Similar to Mrs. Frankenstein’s Dutch Apple Cake, the first cake recipe I posted, this recipe was a lesson in trial and error. I knew I wanted to go more natural and traditional, using beets as the red component in the red velvet and ermine icing (or flour buttercream) instead of cream cheese frosting. The first attempt was delicious, but I only used the beet juice and it came out more cocoa brown than red. This time I used the physical beets and it resulted in a red I am very happy with.
RED VELVET CAKE
- 3 medium beets
- ¾ cup buttermilk
- Juice of 1 large lemon
- 1 ½ teaspoons vanilla extract
- 2 teaspoons white vinegar
- 3 tablespoons non-dutched cocoa powder
- 2 cups cake flour (sift before measuring)
- 1 ⅛ teaspoon baking powder
- ½ teaspoon baking soda
- 1 teaspoon salt
- ¾ cup butter, plus more for greasing pan
- 1 ¾ cup granulated sugar
- 3 eggs
- Preheat the oven to 350 degrees.
- Wash the beets and wrap each one in aluminum foil.
- Bake the beets until the tip of a knife slides easily into the largest beet (about 1 hour 15 minutes), then remove them from the oven and allow to cool until they can be handled.
- Peel the beets and place them into a food processor, then chop them until they’re about the size of finely diced onions.
- Measure 1 cup of the finely chopped beets and set aside. Remove the remaining beets from the food processor and reserve them for another purpose.
- Return the cup of beets to the food processor and purée with the buttermilk, lemon juice, vanilla and vinegar until smooth.
- In a medium size bowl, sift together the cocoa, flour, baking powder, baking soda, and salt.
- In a large bowl, beat the butter until soft.
- Slowly add the sugar and beat until fluffy, then beat in the eggs one at a time, scraping down the sides of the bowl after each addition.
- Alternate adding dry ingredient mixture and the beet mixture to butter mixture, beginning and ending with the dry ingredients. Beat for 10 seconds after each addition and scrape down the bowl after each addition of the beet mixture.
- Grease two 9-inch cake pans, then line the bottoms of the pans with parchment and grease again.
- Divide the batter between the prepared cake pans and smooth the tops.
- Bake until a cake tester inserted in the center of the cake comes out clean (about 20 to 25 minutes), then remove the pans from the oven and allow them to cool completely on a wire rack.
- To assemble, peel away the parchment of one cake and place the flat side down on a serving platter. Place about 1 cup of icing (see below) onto cake and, using a flat spatula, spread evenly over top. Remove the parchment from the second cake and place the flat side down on top of first layer. Use the remaining frosting to cover the top and sides of cake.
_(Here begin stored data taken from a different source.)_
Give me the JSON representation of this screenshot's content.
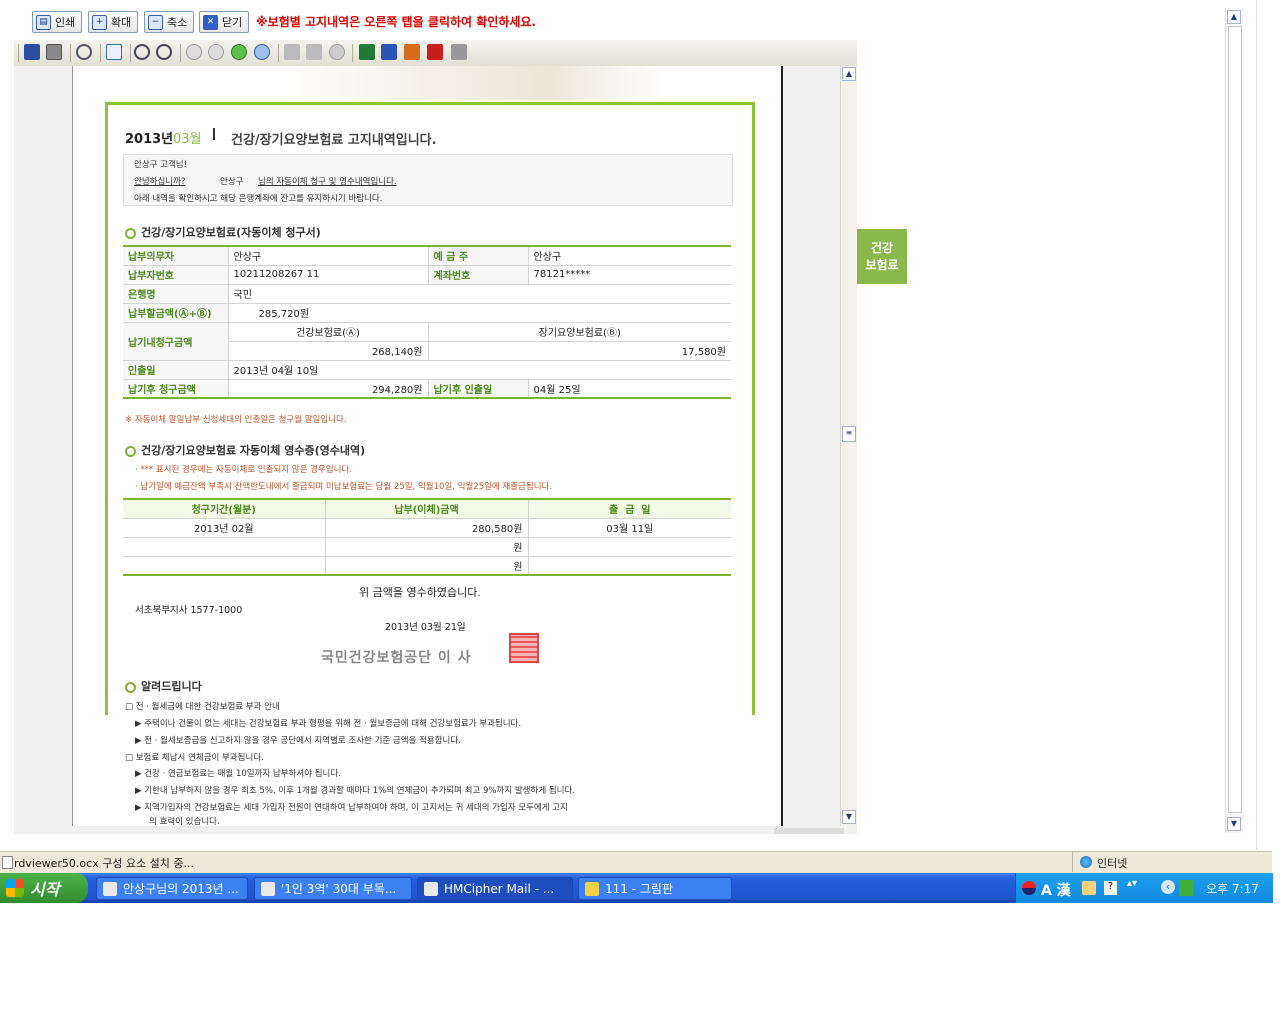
{
  "topbar": {
    "buttons": [
      {
        "label": "인쇄",
        "icon": "printer-icon"
      },
      {
        "label": "확대",
        "icon": "zoom-in-icon"
      },
      {
        "label": "축소",
        "icon": "zoom-out-icon"
      },
      {
        "label": "닫기",
        "icon": "close-icon"
      }
    ],
    "notice": "※보험별 고지내역은 오른쪽 탭을 클릭하여 확인하세요."
  },
  "document": {
    "header": {
      "year": "2013년",
      "month": "03월",
      "title": "건강/장기요양보험료 고지내역입니다."
    },
    "greeting": {
      "line1": "안상구 고객님!",
      "line2_prefix": "안녕하십니까?",
      "line2_name": "안상구",
      "line2_link": "님의 자동이체 청구 및 영수내역입니다.",
      "line3": "아래 내역을 확인하시고 해당 은행계좌에 잔고를 유지하시기 바랍니다."
    },
    "section1": {
      "title": "건강/장기요양보험료(자동이체 청구서)",
      "payer_label": "납부의무자",
      "payer_value": "안상구",
      "depositor_label": "예 금 주",
      "depositor_value": "안상구",
      "payer_no_label": "납부자번호",
      "payer_no_value": "10211208267 11",
      "account_label": "계좌번호",
      "account_value": "78121*****",
      "bank_label": "은행명",
      "bank_value": "국민",
      "amount_label": "납부할금액(Ⓐ+Ⓑ)",
      "amount_value": "285,720원",
      "due_label": "납기내청구금액",
      "health_label": "건강보험료(Ⓐ)",
      "ltc_label": "장기요양보험료(Ⓑ)",
      "health_value": "268,140원",
      "ltc_value": "17,580원",
      "withdraw_label": "인출일",
      "withdraw_value": "2013년 04월 10일",
      "late_amount_label": "납기후 청구금액",
      "late_amount_value": "294,280원",
      "late_withdraw_label": "납기후 인출일",
      "late_withdraw_value": "04월 25일",
      "footnote": "※ 자동이체 말일납부 신청세대의 인출일은 청구월 말일입니다."
    },
    "section2": {
      "title": "건강/장기요양보험료 자동이체 영수증(영수내역)",
      "note1": "· *** 표시된 경우에는 자동이체로 인출되지 않은 경우입니다.",
      "note2": "· 납기일에 예금잔액 부족시 잔액한도내에서 출금되며 미납보험료는 당월 25일, 익월10일, 익월25일에 재출금됩니다.",
      "headers": [
        "청구기간(월분)",
        "납부(이체)금액",
        "출  금  일"
      ],
      "rows": [
        {
          "period": "2013년 02월",
          "amount": "280,580원",
          "date": "03월 11일"
        },
        {
          "period": "",
          "amount": "원",
          "date": ""
        },
        {
          "period": "",
          "amount": "원",
          "date": ""
        }
      ],
      "receipt_text": "위 금액을 영수하였습니다.",
      "branch": "서초북부지사 1577-1000",
      "date": "2013년 03월 21일",
      "issuer": "국민건강보험공단 이 사"
    },
    "section3": {
      "title": "알려드립니다",
      "items": [
        "□ 전 · 월세금에 대한 건강보험료 부과 안내",
        "▶ 주택이나 건물이 없는 세대는 건강보험료 부과 형평을 위해 전 · 월보증금에 대해 건강보험료가 부과됩니다.",
        "▶ 전 · 월세보증금을 신고하지 않을 경우 공단에서 지역별로 조사한 기준 금액을 적용합니다.",
        "□ 보험료 체납시 연체금이 부과됩니다.",
        "▶ 건강 · 연금보험료는 매월 10일까지 납부하셔야 됩니다.",
        "▶ 기한내 납부하지 않을 경우 최초 5%, 이후 1개월 경과할 때마다 1%의 연체금이 추가되며 최고 9%까지 발생하게 됩니다.",
        "▶ 지역가입자의 건강보험료는 세대 가입자 전원이 연대하여 납부하여야 하며, 이 고지서는 귀 세대의 가입자 모두에게 고지",
        "의 효력이 있습니다."
      ]
    }
  },
  "side_tab": {
    "line1": "건강",
    "line2": "보험료"
  },
  "statusbar": {
    "text": "rdviewer50.ocx 구성 요소 설치 중...",
    "zone": "인터넷"
  },
  "taskbar": {
    "start": "시작",
    "tasks": [
      "안상구님의 2013년 ...",
      "'1인 3역' 30대 부목...",
      "HMCipher Mail - ...",
      "111 - 그림판"
    ],
    "tray_lang": "A 漢",
    "time": "오후 7:17"
  }
}
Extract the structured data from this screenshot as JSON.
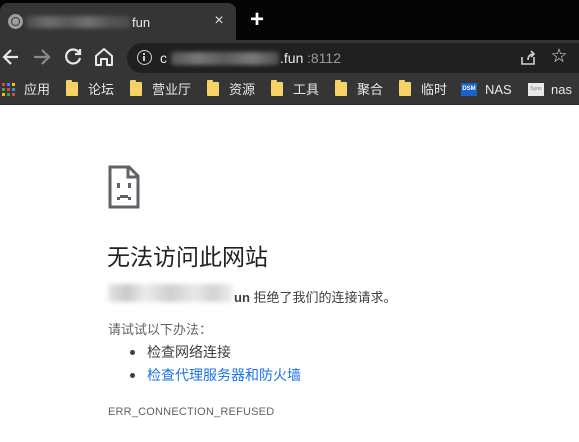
{
  "tab": {
    "title_suffix": "fun",
    "close_glyph": "×",
    "new_tab_glyph": "+"
  },
  "address_bar": {
    "url_prefix": "c",
    "url_host_suffix": ".fun",
    "url_port": ":8112"
  },
  "bookmarks": [
    {
      "label": "应用",
      "icon": "apps-grid-icon"
    },
    {
      "label": "论坛",
      "icon": "folder-icon"
    },
    {
      "label": "营业厅",
      "icon": "folder-icon"
    },
    {
      "label": "资源",
      "icon": "folder-icon"
    },
    {
      "label": "工具",
      "icon": "folder-icon"
    },
    {
      "label": "聚合",
      "icon": "folder-icon"
    },
    {
      "label": "临时",
      "icon": "folder-icon"
    },
    {
      "label": "NAS",
      "icon": "dsm-icon",
      "badge": "DSM"
    },
    {
      "label": "nas",
      "icon": "synology-icon",
      "badge": "Syno"
    }
  ],
  "error_page": {
    "headline": "无法访问此网站",
    "host_suffix": "un",
    "refused_message": "拒绝了我们的连接请求。",
    "try_label": "请试试以下办法：",
    "suggestions": [
      {
        "text": "检查网络连接",
        "is_link": false
      },
      {
        "text": "检查代理服务器和防火墙",
        "is_link": true
      }
    ],
    "error_code": "ERR_CONNECTION_REFUSED"
  },
  "colors": {
    "link": "#1a73e8",
    "folder": "#f5d264",
    "chrome_bg": "#353535",
    "tabstrip_bg": "#050505"
  }
}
- 10 tbsp. all-purpose flour
- 2 cups whole milk
- 2 pinches salt
- 2 tsp. vanilla extract
- 2 cups unsalted butter, room temperature (do not microwave)
- 2 cups granulated sugar
- In a small saucepan, whisk together flour, milk, and salt.
- Bring to a boil over medium heat, whisking constantly, and continue to cook for 1-2 minutes until mixture is very thick. If small lumps develop, whisk vigorously until smooth.
- Remove from the heat and whisk in the vanilla extract.
- Transfer to a small bow and press a piece of plastic wrap directly onto the mixture’s surface to prevent a skin from forming, then set aside to cool completely.
- In a medium to large bowl, cream butter and sugar for about 3 minutes then stop and scrape down the bottom and sides of the bowl. Cream butter and sugar for another 3 minutes until very smooth, light, and fluffy (insufficient creaming of the butter/sugar will result in a gritty frosting).
- Gradually beat the cooled flour mixture into the creamed mixture a few tablespoons at a time and the icing will begin to lighten. The mixture might look curdled when the flour paste is first added, but additional whipping will smooth it out.
- Gently scrape bowl and beat until mixture is fluffy and resembles whipped cream.
- Ermine Icing will break down above 70 degrees F. It’s best when freshly-whipped, but cakes and cupcakes should be completely cooled before frosting.